SHOPIFY → XERO
Killing double entry on every order
Every online order that lands in Shopify shouldn't need a human to re-type it into Xero. Here's exactly how we'd make orders become invoices on their own.
The problem
It's the end of the day and someone on your team opens Shopify, then opens Xero, and starts copying. Order number, customer name, line items, GST, shipping. Then the next order. Then the next. It's nobody's favourite hour, and it's the hour where a transposed number quietly becomes a wrong invoice that you find out about at BAS time.
For a store doing even 30–40 orders a day, that's a job in itself — and it's a job that scales with your success, which is the wrong way round. The busier you get, the more of someone's day disappears into re-keying data that already exists, perfectly structured, one tab over.
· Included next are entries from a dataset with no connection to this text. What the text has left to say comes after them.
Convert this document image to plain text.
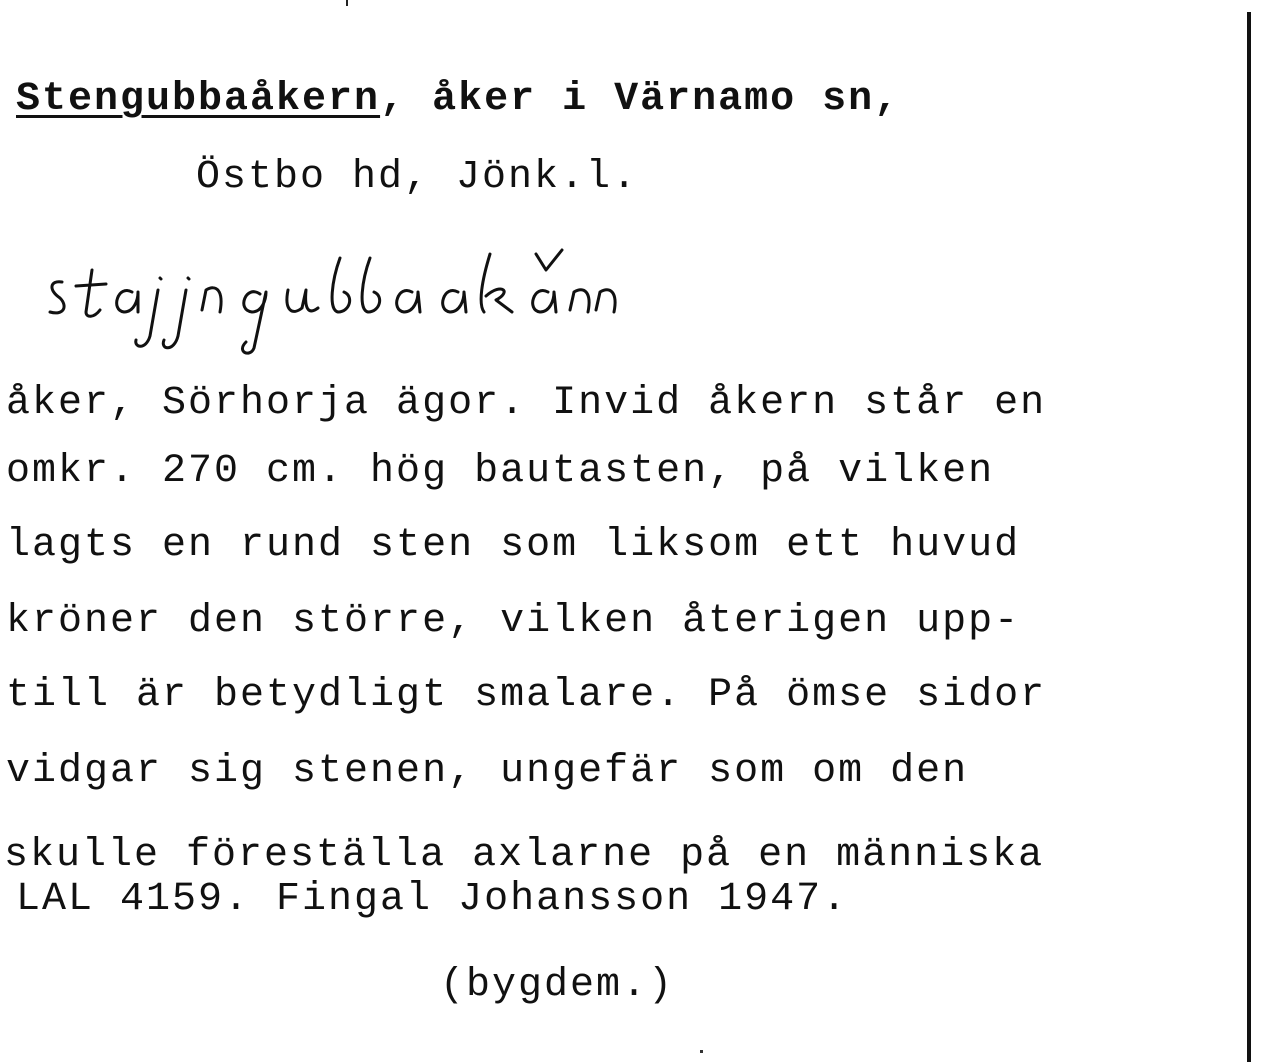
Stengubbaåkern, åker i Värnamo sn,
Östbo hd, Jönk.l.
åker, Sörhorja ägor. Invid åkern står en
omkr. 270 cm. hög bautasten, på vilken
lagts en rund sten som liksom ett huvud
kröner den större, vilken återigen upp-
till är betydligt smalare. På ömse sidor
vidgar sig stenen, ungefär som om den
skulle föreställa axlarne på en människa
LAL 4159. Fingal Johansson 1947.
(bygdem.)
The cost isn't just the time. It's the typos, the orders that get missed at the end of a long day, and the fact that your books are always a day or two behind reality.
What "fixed" looks like
An order comes in. Before anyone's looked at it, the matching invoice already exists in Xero — right customer, right line items, GST handled, marked paid and ready to reconcile against your next Shopify payout. Nobody copied anything. The end-of-day re-keying hour simply stops existing, and your books are current to the minute.
How we'd connect it
Shopify can tell you the instant something happens. We subscribe to its orders/create webhook, verify the message is genuinely from Shopify, translate the order into Xero's shape, and write it straight into your accounts.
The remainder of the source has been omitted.